Sejumlah kanal resmi Adidas di Asia pun turut mengunggah materi promosi bertema serupa, memperkuat bahwa video ini memang terkait produk fesyen, bukan isu lain.
Mengapa Bisa Viral?
Fenomena ini terjadi karena kombinasi beberapa faktor:
- Desain yang unik dan jarang muncul membuat publik penasaran.
- Algoritma For You Page mendorong konten yang mendapat banyak interaksi dalam waktu singkat.
- Efek FOMO (Fear of Missing Out): warganet ingin tahu apa yang berbeda dalam video tersebut.
- Narasi clickbait dari beberapa akun yang memanfaatkan trending topic.
Viralnya frasa “Chindo Adidas” sebenarnya dipicu oleh rasa penasaran yang dibentuk oleh narasi ambigu.

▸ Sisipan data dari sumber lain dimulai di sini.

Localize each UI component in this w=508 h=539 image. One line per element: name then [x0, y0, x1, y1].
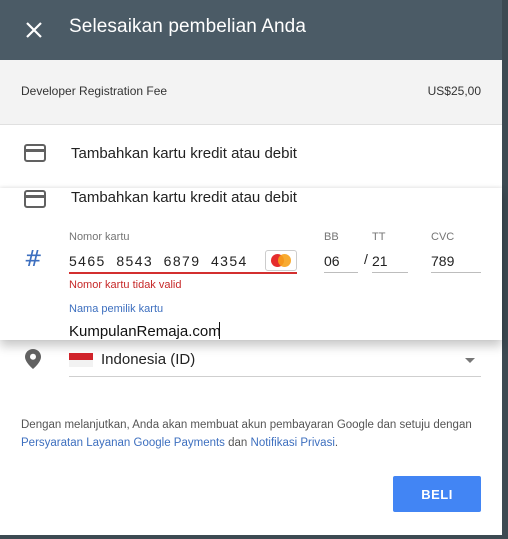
- credit-card-icon: [24, 190, 46, 208]
- fee-row: Developer Registration Fee US$25,00: [0, 60, 502, 125]
- legal-text: Dengan melanjutkan, Anda akan membuat ak…: [21, 416, 481, 452]
- card-form-title: Tambahkan kartu kredit atau debit: [71, 189, 297, 206]
- country-select[interactable]: Indonesia (ID): [69, 346, 481, 377]
- dropdown-arrow-icon: [465, 358, 475, 363]
- fee-label: Developer Registration Fee: [21, 84, 168, 98]
- mastercard-icon: [265, 250, 297, 271]
- terms-link[interactable]: Persyaratan Layanan Google Payments: [21, 437, 225, 449]
- window-bottom-edge: [0, 535, 508, 539]
- card-entry-form: Tambahkan kartu kredit atau debit # Nomo…: [0, 188, 502, 341]
- buy-button[interactable]: BELI: [393, 476, 481, 512]
- card-number-icon: #: [24, 247, 43, 272]
- month-label: BB: [324, 231, 339, 243]
- cardholder-name-label: Nama pemilik kartu: [69, 303, 164, 315]
- cvc-label: CVC: [431, 231, 455, 243]
- card-number-label: Nomor kartu: [69, 231, 130, 243]
- cardholder-name-field[interactable]: [69, 321, 269, 341]
- location-pin-icon: [25, 349, 41, 369]
- card-number-field[interactable]: [69, 250, 297, 274]
- dialog-header: Selesaikan pembelian Anda: [0, 0, 502, 60]
- text-cursor: [219, 322, 220, 339]
- year-field[interactable]: [372, 250, 408, 273]
- credit-card-icon: [24, 144, 46, 162]
- legal-text-end: .: [334, 437, 339, 449]
- dialog-title: Selesaikan pembelian Anda: [69, 16, 307, 37]
- add-card-label[interactable]: Tambahkan kartu kredit atau debit: [71, 145, 297, 162]
- indonesia-flag-icon: [69, 353, 93, 367]
- legal-text-and: dan: [224, 437, 251, 449]
- cvc-field[interactable]: [431, 250, 481, 273]
- date-separator: /: [364, 251, 368, 267]
- year-label: TT: [372, 231, 386, 243]
- legal-text-intro: Dengan melanjutkan, Anda akan membuat ak…: [21, 419, 472, 431]
- fee-amount: US$25,00: [427, 84, 481, 98]
- close-icon[interactable]: [22, 18, 46, 42]
- country-value: Indonesia (ID): [101, 351, 196, 368]
- window-edge: [502, 0, 508, 539]
- month-field[interactable]: [324, 250, 358, 273]
- card-number-error: Nomor kartu tidak valid: [69, 279, 182, 291]
- privacy-link[interactable]: Notifikasi Privasi: [251, 437, 335, 449]
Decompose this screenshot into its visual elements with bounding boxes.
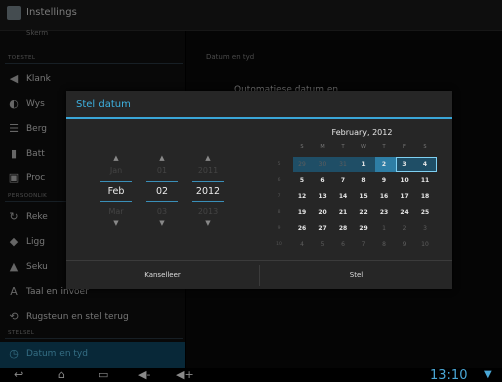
chevron-up-icon[interactable]: ▲ (111, 154, 121, 162)
calendar-day[interactable]: 3 (396, 157, 414, 172)
volume-up-icon[interactable]: ◀+ (176, 369, 194, 381)
calendar-day[interactable]: 2 (375, 157, 393, 172)
calendar-day[interactable]: 6 (334, 237, 352, 252)
spinner-prev-value: Jan (109, 166, 123, 175)
calendar-weekday-label: M (320, 144, 325, 150)
spinner-current-value[interactable]: Feb (96, 186, 136, 197)
chevron-up-icon[interactable]: ▲ (157, 154, 167, 162)
spinner-next-value: 2013 (197, 207, 219, 216)
chevron-down-icon[interactable]: ▼ (203, 219, 213, 227)
calendar-weekday-label: S (423, 144, 427, 150)
calendar-day[interactable]: 30 (314, 157, 332, 172)
calendar-day[interactable]: 7 (334, 173, 352, 188)
spinner-divider (100, 201, 132, 202)
calendar-week-number: 6 (277, 178, 281, 183)
calendar-month-label: February, 2012 (331, 128, 393, 137)
calendar-day[interactable]: 18 (416, 189, 434, 204)
calendar-week-number: 5 (277, 162, 281, 167)
calendar-day[interactable]: 4 (293, 237, 311, 252)
calendar-day[interactable]: 26 (293, 221, 311, 236)
calendar-day[interactable]: 23 (375, 205, 393, 220)
year-spinner[interactable]: ▲ 2011 2012 2013 ▼ (188, 154, 228, 264)
home-icon[interactable]: ⌂ (58, 369, 65, 381)
calendar-day[interactable]: 29 (355, 221, 373, 236)
calendar-day[interactable]: 4 (416, 157, 434, 172)
calendar-day[interactable]: 27 (314, 221, 332, 236)
calendar-day[interactable]: 19 (293, 205, 311, 220)
chevron-down-icon[interactable]: ▼ (157, 219, 167, 227)
system-nav-bar: ↩ ⌂ ▭ ◀- ◀+ 13:10 ▼ (0, 368, 502, 382)
calendar-day[interactable]: 10 (396, 173, 414, 188)
spinner-divider (100, 181, 132, 182)
tablet-screen: Instellings Skerm TOESTEL ◀ Klank ◐ Wys … (0, 0, 502, 382)
calendar-day[interactable]: 1 (375, 221, 393, 236)
day-spinner[interactable]: ▲ 01 02 03 ▼ (142, 154, 182, 264)
chevron-down-icon[interactable]: ▼ (111, 219, 121, 227)
calendar-day[interactable]: 9 (396, 237, 414, 252)
calendar-week-number: 7 (277, 194, 281, 199)
chevron-up-icon[interactable]: ▲ (203, 154, 213, 162)
spinner-divider (146, 201, 178, 202)
calendar-day[interactable]: 11 (416, 173, 434, 188)
calendar-day[interactable]: 25 (416, 205, 434, 220)
calendar-view[interactable]: February, 2012 S M T W T F S 5 29 30 31 1 2 3 4 6 5 6 7 8 9 1… (276, 124, 445, 268)
calendar-day[interactable]: 29 (293, 157, 311, 172)
calendar-day[interactable]: 17 (396, 189, 414, 204)
spinner-next-value: Mar (108, 207, 124, 216)
calendar-day[interactable]: 31 (334, 157, 352, 172)
calendar-week-number: 10 (276, 242, 282, 247)
calendar-weekday-label: T (341, 144, 345, 150)
spinner-divider (192, 201, 224, 202)
cancel-button[interactable]: Kanselleer (66, 261, 259, 290)
calendar-day[interactable]: 10 (416, 237, 434, 252)
calendar-day[interactable]: 28 (334, 221, 352, 236)
dialog-button-bar: Kanselleer Stel (66, 260, 452, 290)
calendar-day[interactable]: 3 (416, 221, 434, 236)
recent-apps-icon[interactable]: ▭ (98, 369, 108, 381)
calendar-day[interactable]: 1 (355, 157, 373, 172)
calendar-day[interactable]: 16 (375, 189, 393, 204)
dialog-title: Stel datum (76, 99, 131, 110)
spinner-prev-value: 2011 (197, 166, 219, 175)
calendar-day[interactable]: 9 (375, 173, 393, 188)
calendar-day[interactable]: 20 (314, 205, 332, 220)
spinner-current-value[interactable]: 2012 (188, 186, 228, 197)
calendar-day[interactable]: 12 (293, 189, 311, 204)
dialog-title-divider (66, 117, 452, 119)
calendar-day[interactable]: 24 (396, 205, 414, 220)
calendar-day[interactable]: 14 (334, 189, 352, 204)
calendar-day[interactable]: 2 (396, 221, 414, 236)
calendar-day[interactable]: 5 (314, 237, 332, 252)
calendar-day[interactable]: 22 (355, 205, 373, 220)
calendar-weekday-label: S (300, 144, 304, 150)
calendar-day[interactable]: 6 (314, 173, 332, 188)
calendar-day[interactable]: 7 (355, 237, 373, 252)
set-button[interactable]: Stel (260, 261, 453, 290)
spinner-current-value[interactable]: 02 (142, 186, 182, 197)
calendar-day[interactable]: 8 (375, 237, 393, 252)
calendar-day[interactable]: 21 (334, 205, 352, 220)
set-date-dialog: Stel datum ▲ Jan Feb Mar ▼ ▲ 01 02 03 ▼ … (66, 91, 452, 289)
calendar-day[interactable]: 15 (355, 189, 373, 204)
calendar-day[interactable]: 8 (355, 173, 373, 188)
spinner-next-value: 03 (156, 207, 168, 216)
month-spinner[interactable]: ▲ Jan Feb Mar ▼ (96, 154, 136, 264)
calendar-day[interactable]: 5 (293, 173, 311, 188)
spinner-prev-value: 01 (156, 166, 168, 175)
back-icon[interactable]: ↩ (14, 369, 23, 381)
calendar-week-number: 9 (277, 226, 281, 231)
calendar-weekday-label: W (361, 144, 366, 150)
spinner-divider (146, 181, 178, 182)
status-clock: 13:10 (430, 368, 468, 382)
calendar-week-number: 8 (277, 210, 281, 215)
wifi-icon: ▼ (484, 369, 492, 380)
volume-down-icon[interactable]: ◀- (138, 369, 150, 381)
calendar-weekday-label: T (382, 144, 386, 150)
spinner-divider (192, 181, 224, 182)
calendar-weekday-label: F (403, 144, 406, 150)
calendar-day[interactable]: 13 (314, 189, 332, 204)
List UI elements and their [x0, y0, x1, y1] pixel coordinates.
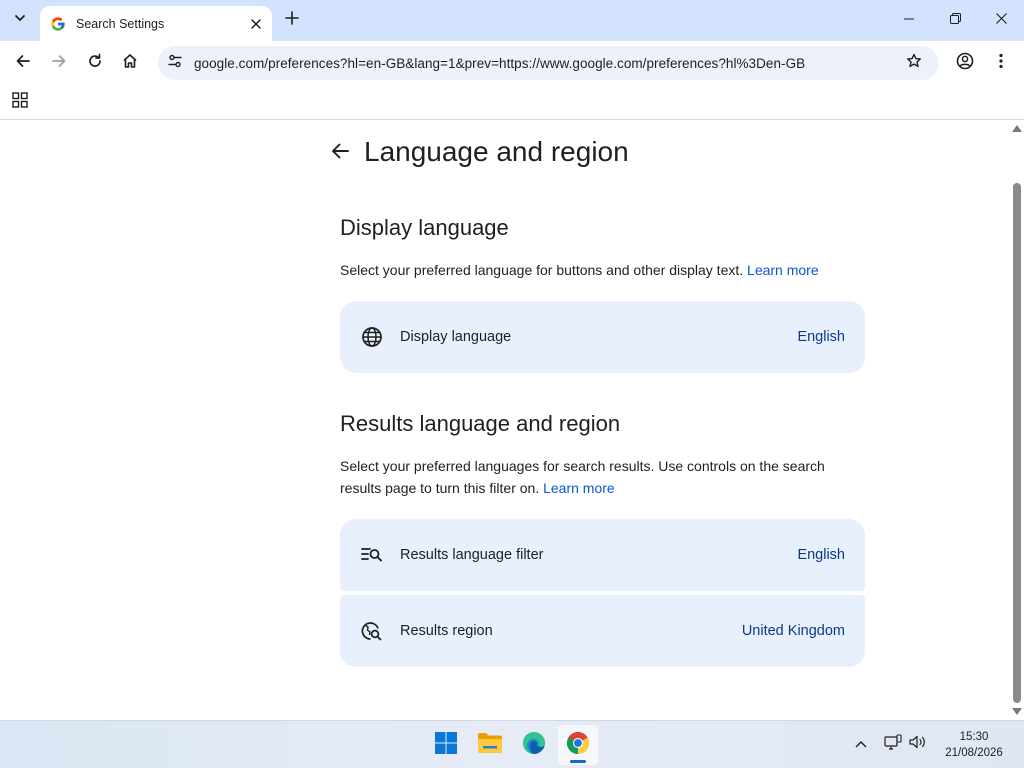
apps-grid-icon	[12, 91, 28, 113]
results-region-card[interactable]: Results region United Kingdom	[340, 595, 865, 667]
learn-more-link[interactable]: Learn more	[543, 480, 615, 496]
apps-button[interactable]	[8, 90, 32, 114]
edge-button[interactable]	[514, 725, 554, 765]
reload-icon	[87, 53, 103, 74]
tab-strip: Search Settings	[0, 0, 1024, 41]
file-explorer-icon	[477, 732, 503, 759]
taskbar: 15:30 21/08/2026	[0, 720, 1024, 768]
tab-search-button[interactable]	[6, 7, 34, 33]
learn-more-link[interactable]: Learn more	[747, 262, 819, 278]
restore-icon	[949, 11, 961, 29]
tab-close-button[interactable]	[246, 14, 266, 34]
chevron-up-icon	[855, 735, 867, 753]
edge-icon	[522, 731, 546, 760]
show-hidden-icons-button[interactable]	[850, 733, 872, 755]
globe-icon	[360, 325, 384, 349]
profile-button[interactable]	[949, 47, 981, 79]
arrow-back-icon	[330, 141, 350, 166]
speaker-icon	[909, 734, 927, 755]
clock-date: 21/08/2026	[945, 747, 1003, 759]
star-icon	[906, 53, 922, 74]
bookmarks-bar	[0, 85, 1024, 120]
more-vert-icon	[999, 53, 1003, 74]
chrome-button[interactable]	[558, 725, 598, 765]
menu-button[interactable]	[985, 47, 1017, 79]
forward-button[interactable]	[43, 47, 75, 79]
results-language-description: Select your preferred languages for sear…	[340, 455, 835, 499]
start-button[interactable]	[426, 725, 466, 765]
home-icon	[122, 53, 138, 74]
home-button[interactable]	[114, 47, 146, 79]
page-title: Language and region	[364, 136, 629, 167]
page-scrollbar[interactable]	[1010, 121, 1024, 720]
minimize-button[interactable]	[886, 0, 932, 40]
address-bar[interactable]: google.com/preferences?hl=en-GB&lang=1&p…	[158, 46, 939, 80]
arrow-right-icon	[51, 53, 67, 74]
display-language-card[interactable]: Display language English	[340, 301, 865, 373]
display-language-heading: Display language	[340, 215, 509, 240]
language-filter-icon	[360, 543, 384, 567]
google-g-icon	[50, 16, 66, 32]
bookmark-star-button[interactable]	[899, 48, 929, 78]
page-content: Language and region Display language Sel…	[0, 121, 1010, 720]
page-back-button[interactable]	[326, 139, 354, 167]
tab-title: Search Settings	[76, 16, 165, 31]
card-value: United Kingdom	[741, 623, 845, 639]
url-text: google.com/preferences?hl=en-GB&lang=1&p…	[194, 55, 806, 71]
scroll-down-arrow-icon[interactable]	[1012, 708, 1022, 715]
file-explorer-button[interactable]	[470, 725, 510, 765]
windows-start-icon	[434, 731, 458, 760]
region-search-icon	[360, 619, 384, 643]
description-text: Select your preferred language for butto…	[340, 262, 744, 278]
reload-button[interactable]	[79, 47, 111, 79]
network-icon	[884, 733, 902, 755]
restore-button[interactable]	[932, 0, 978, 40]
chevron-down-icon	[14, 11, 26, 29]
arrow-left-icon	[15, 53, 31, 74]
taskbar-clock[interactable]: 15:30 21/08/2026	[932, 729, 1016, 761]
results-language-heading: Results language and region	[340, 411, 621, 436]
clock-time: 15:30	[959, 731, 989, 743]
chrome-icon	[566, 731, 590, 760]
tune-icon	[167, 53, 183, 74]
card-label: Display language	[400, 329, 512, 345]
scroll-up-arrow-icon[interactable]	[1012, 125, 1022, 132]
card-value: English	[797, 547, 845, 563]
volume-button[interactable]	[907, 733, 929, 755]
account-circle-icon	[956, 52, 974, 75]
card-label: Results region	[400, 623, 493, 639]
card-value: English	[797, 329, 845, 345]
browser-toolbar: google.com/preferences?hl=en-GB&lang=1&p…	[0, 41, 1024, 85]
close-icon	[995, 11, 1007, 29]
active-app-indicator	[570, 760, 586, 763]
site-info-button[interactable]	[160, 48, 190, 78]
close-window-button[interactable]	[978, 0, 1024, 40]
network-button[interactable]	[882, 733, 904, 755]
new-tab-button[interactable]	[280, 8, 304, 32]
results-language-filter-card[interactable]: Results language filter English	[340, 519, 865, 591]
tab-search-settings[interactable]: Search Settings	[40, 6, 272, 41]
back-button[interactable]	[7, 47, 39, 79]
scroll-thumb[interactable]	[1013, 183, 1021, 703]
card-label: Results language filter	[400, 547, 544, 563]
display-language-description: Select your preferred language for butto…	[340, 259, 840, 281]
plus-icon	[285, 10, 299, 30]
minimize-icon	[904, 11, 914, 29]
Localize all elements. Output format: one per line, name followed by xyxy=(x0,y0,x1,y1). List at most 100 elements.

Begitu sebuah topik terasa misterius, trafik organik pun melonjak drastis.
Baca Juga: Angga Yunanda dan Shenina Cinnamon Umumkan Gender Calon Bayi Pertamanya: "It's a BOY!
Modus “Full Video” dan Taktik Clickbait Berbahaya
Di balik tren ini, muncul pula gelombang penyalahgunaan kata kunci oleh akun anonim. Mereka menuliskan judul provokatif seperti:
“Full video ada di sini”
“Versi lengkap cek link bio”
“Klik sebelum dihapus”
Ketika diperiksa, sebagian besar tautan tersebut tidak mengarah ke konten fesyen, melainkan situs judi, spam, hingga aplikasi pinjaman online ilegal.
Fenomena clickbait ini memperlihatkan bagaimana kepopuleran sebuah tren fesyen dapat dimanfaatkan untuk kepentingan manipulatif.
Fenomena “Video Chindo Adidas Viral” merupakan contoh bagaimana rasa penasaran publik dapat dimanfaatkan oleh pihak tertentu.